Akhir akhir ini terbetik berita tentang harimau yang menerkam warga Siak, Provinsi Riau. Ada juga berita pekerja perkebunan sawit di Riau tewas diterkam harimau. Ada lagi berita tentang seorang perempuan di Riau diterkam harimau dan badannya diseret ke perkebunan hutan tanaman industri.
Manusia dan harimau Sumatra (Panthera tigris sumatrae), sama-sama berebut lahan untuk hidup. Konflik ini perlu diredam. Perlu dikaji kebijakan jangka pendek hingga jangka panjang agar lahan dapat berproduksi dan habitat harimau Sumatra bisa tetap lestari.
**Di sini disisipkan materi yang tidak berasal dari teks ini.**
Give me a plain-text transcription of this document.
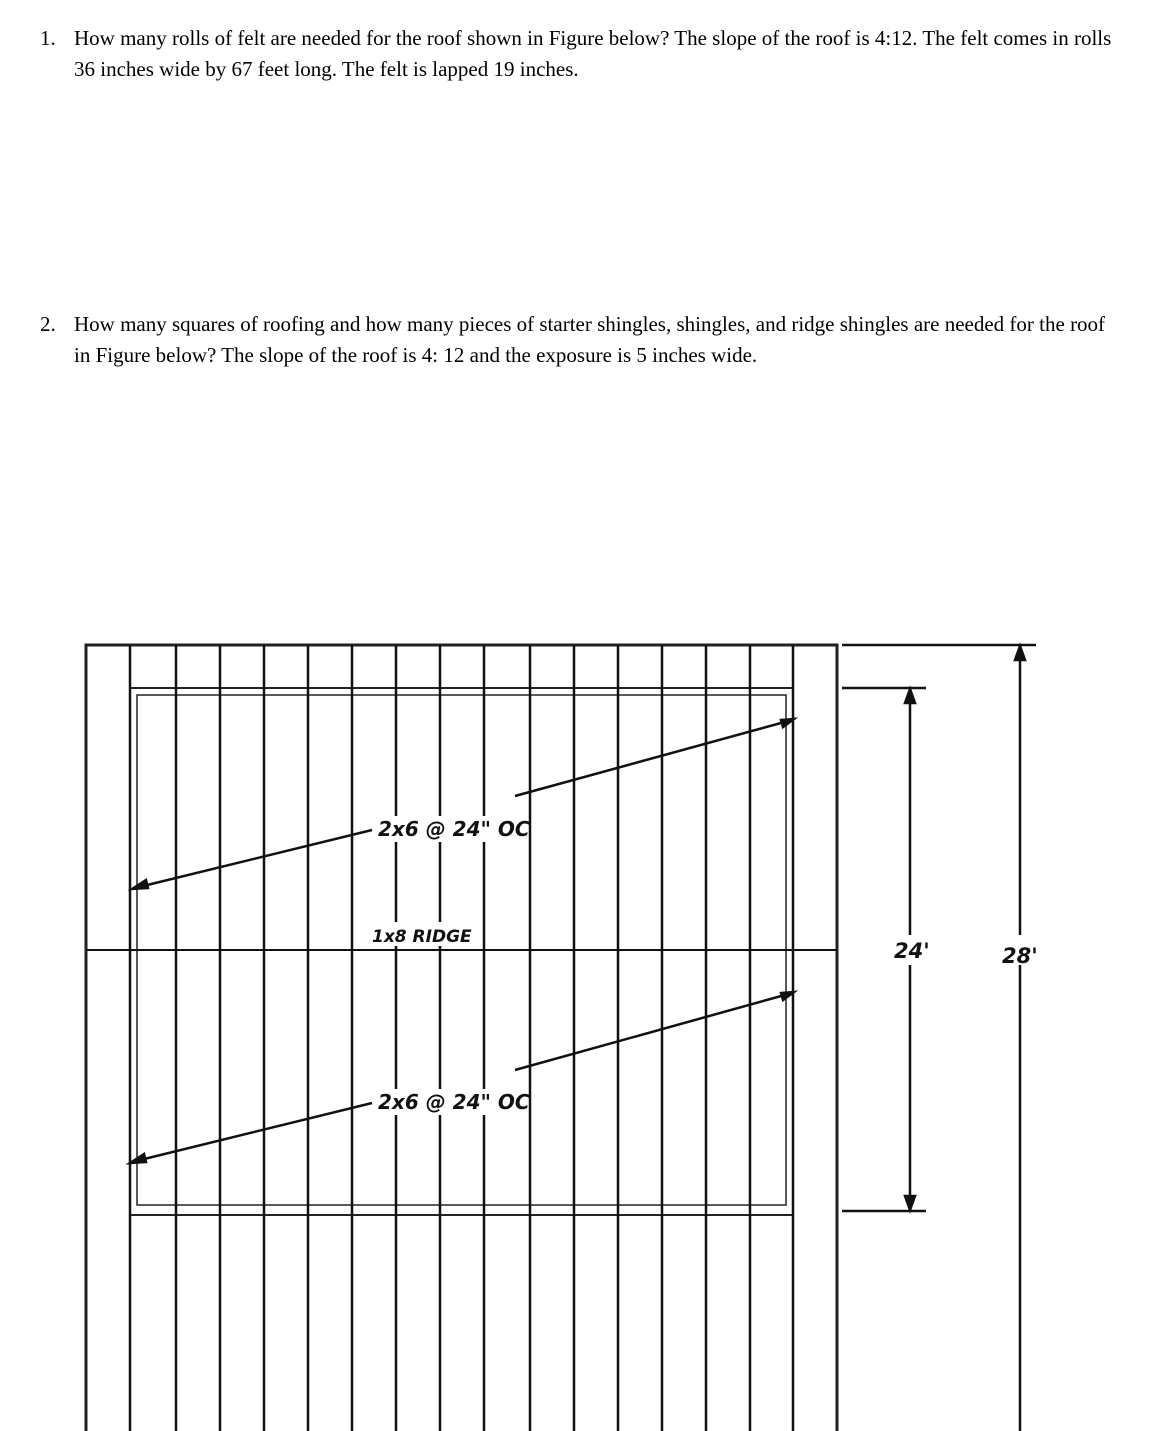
1. How many rolls of felt are needed for the roof shown in Figure below? The slope of the roof is 4:12. The felt comes in rolls 36 inches wide by 67 feet long. The felt is lapped 19 inches.
2. How many squares of roofing and how many pieces of starter shingles, shingles, and ridge shingles are needed for the roof in Figure below? The slope of the roof is 4: 12 and the exposure is 5 inches wide.
2x6 @ 24" OC
1x8 RIDGE
2x6 @ 24" OC
24'	28'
Dalam diskusi Center for Technology & Innovation Studies (CTIS), Rabu, 2 Oktober 2024, ahli lingkungan hidup, Dr Dian Novarina memaparkan tentang “Upaya Meredakan Konflik, dan Meningkatkan Ko-eksistensi Manusia & Harimau Sumatra”. Diskusi dipandu Dr Agustan, Ahli Penginderaan Jauh BRIN.
Doktor Alumnus Universitas Indonesia dan Master lulusan ITC-Enschede, Netherlands itu memprakirakan bahwa jumlah harimau Sumatra (Panthera tigris sumatrae) tinggal 300-400 ekor saja.
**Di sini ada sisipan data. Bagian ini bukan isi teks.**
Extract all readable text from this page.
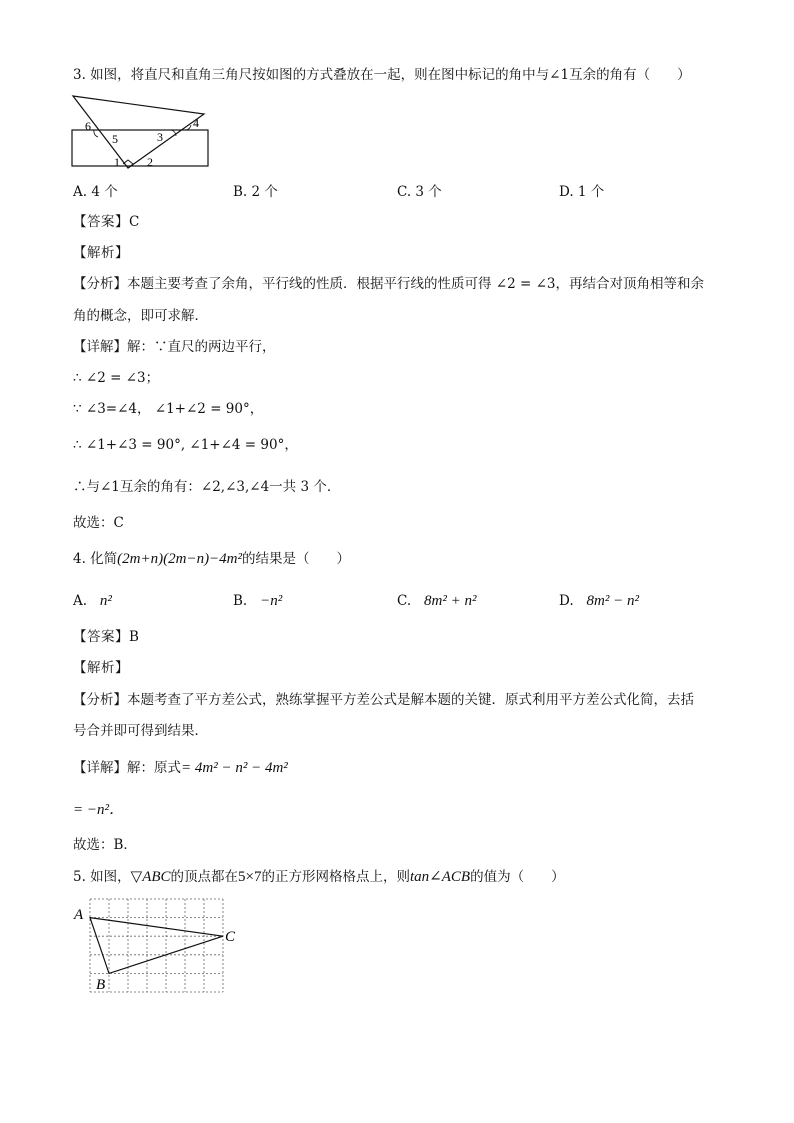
3. 如图，将直尺和直角三角尺按如图的方式叠放在一起，则在图中标记的角中与∠1互余的角有（　　）
6
5	3
4
1 2
A. 4 个	B. 2 个	C. 3 个	D. 1 个
【答案】C
【解析】
【分析】本题主要考查了余角，平行线的性质．根据平行线的性质可得 ∠2 = ∠3，再结合对顶角相等和余
角的概念，即可求解．
【详解】解：∵直尺的两边平行，
∴ ∠2 = ∠3；
∵ ∠3=∠4， ∠1+∠2 = 90°，
∴ ∠1+∠3 = 90°, ∠1+∠4 = 90°，
∴与∠1互余的角有：∠2,∠3,∠4一共 3 个．
故选：C
4. 化简(2m+n)(2m−n)−4m²的结果是（　　）
A. n²	B. −n²	C. 8m² + n²	D. 8m² − n²
【答案】B
【解析】
【分析】本题考查了平方差公式，熟练掌握平方差公式是解本题的关键．原式利用平方差公式化简，去括
号合并即可得到结果．
【详解】解：原式= 4m² − n² − 4m²
= −n²．
故选：B．
5. 如图，▽ABC的顶点都在5×7的正方形网格格点上，则tan∠ACB的值为（　　）
A
B
C
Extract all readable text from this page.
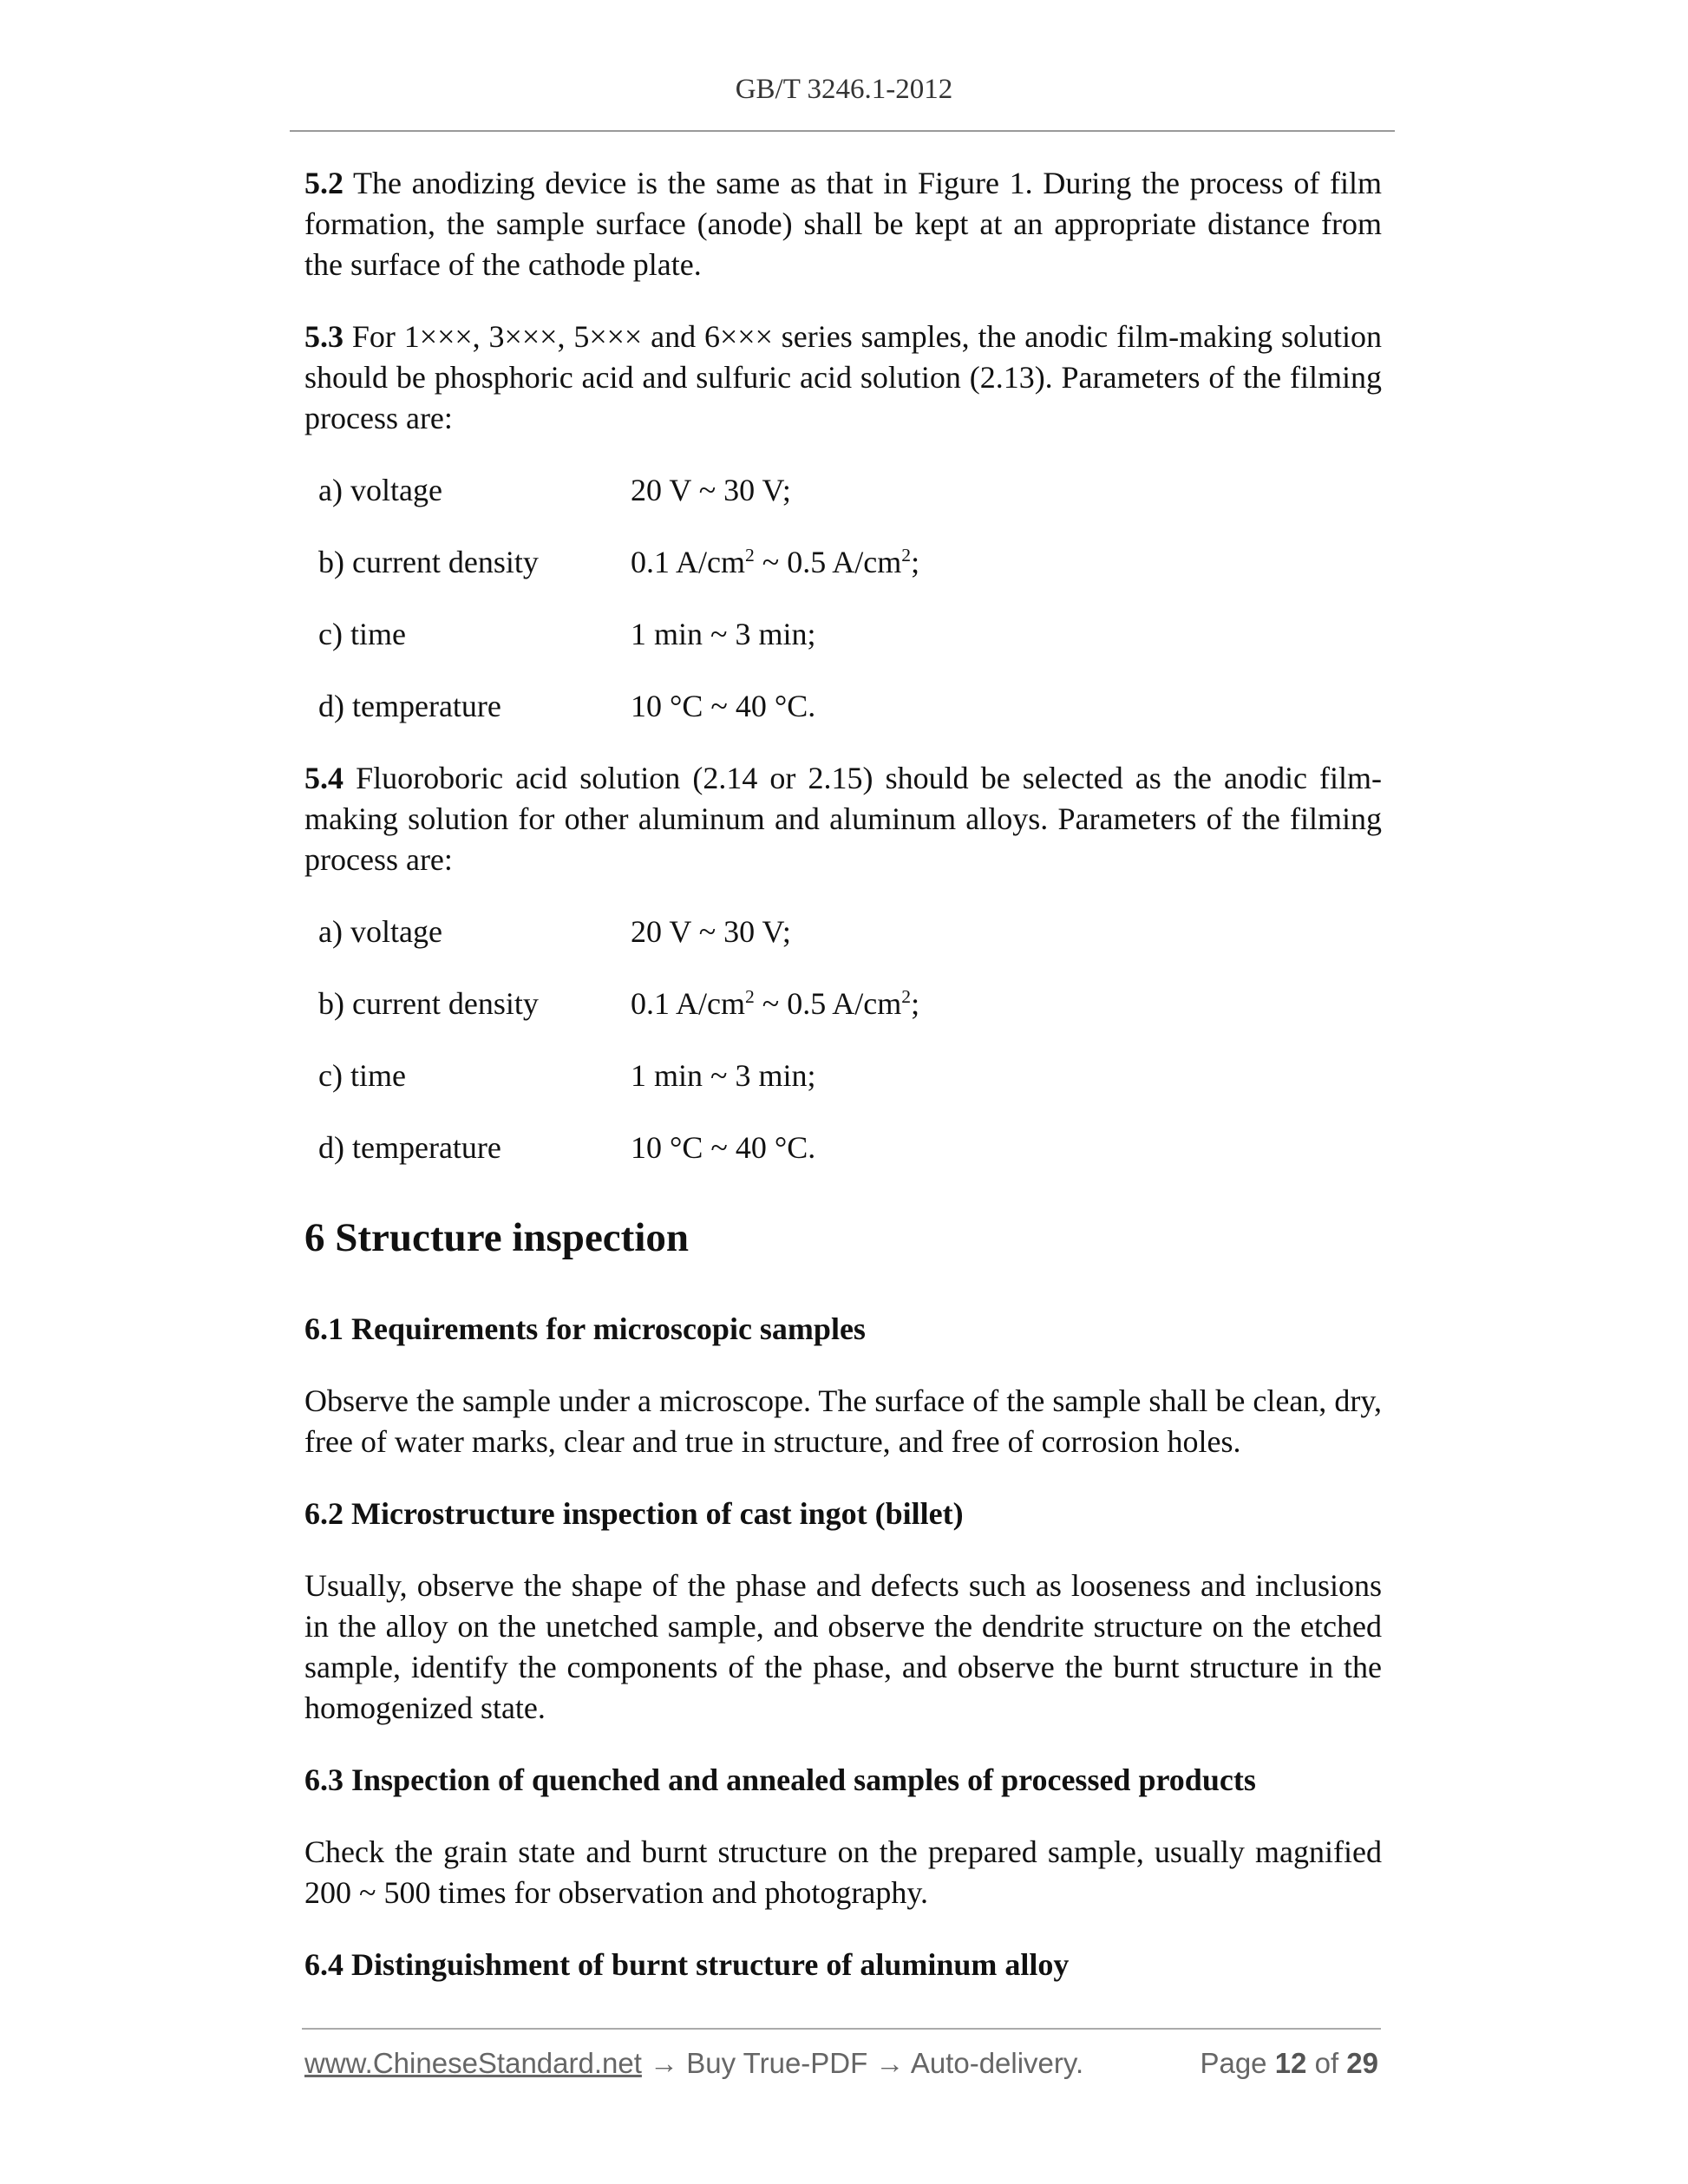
GB/T 3246.1-2012

5.2 The anodizing device is the same as that in Figure 1. During the process of film formation, the sample surface (anode) shall be kept at an appropriate distance from the surface of the cathode plate.

5.3 For 1×××, 3×××, 5××× and 6××× series samples, the anodic film-making solution should be phosphoric acid and sulfuric acid solution (2.13). Parameters of the filming process are:

a) voltage	20 V ~ 30 V;
b) current density	0.1 $A/cm^2$ ~ 0.5 $A/cm^2$;
c) time	1 min ~ 3 min;
d) temperature	10 °C ~ 40 °C.

5.4 Fluoroboric acid solution (2.14 or 2.15) should be selected as the anodic film-making solution for other aluminum and aluminum alloys. Parameters of the filming process are:

a) voltage	20 V ~ 30 V;
b) current density	0.1 $A/cm^2$ ~ 0.5 $A/cm^2$;
c) time	1 min ~ 3 min;
d) temperature	10 °C ~ 40 °C.
6 Structure inspection
6.1 Requirements for microscopic samples

Observe the sample under a microscope. The surface of the sample shall be clean, dry, free of water marks, clear and true in structure, and free of corrosion holes.

6.2 Microstructure inspection of cast ingot (billet)

Usually, observe the shape of the phase and defects such as looseness and inclusions in the alloy on the unetched sample, and observe the dendrite structure on the etched sample, identify the components of the phase, and observe the burnt structure in the homogenized state.

6.3 Inspection of quenched and annealed samples of processed products

Check the grain state and burnt structure on the prepared sample, usually magnified 200 ~ 500 times for observation and photography.

6.4 Distinguishment of burnt structure of aluminum alloy
www.ChineseStandard.net → Buy True-PDF → Auto-delivery.	Page 12 of 29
Harimau Jawa sudah punah. Di Jawa tinggal ada Macan Tutul dan Macan Kumbang saja. Dian Novarina menyampaikan bahwa dalam upaya memantau harimau Sumatra, khususnya di Provinsi Riau, telah digunakan teknologi satelit penginderaan jauh. Data lalu dihimpun dalam Sistem Informasi Geografis (SIG) dan beberapa harimau Sumatra yang ditangkap kemudian dilepas kembali ke hutan dengan dikalungi peralatan sistem monitor yang langsung dipantau dari Satelit Global Positioning System (GPS). Tidak lupa pula, dipasang kamera infrared dibeberapa tempat untuk memotret harimau yang lewat.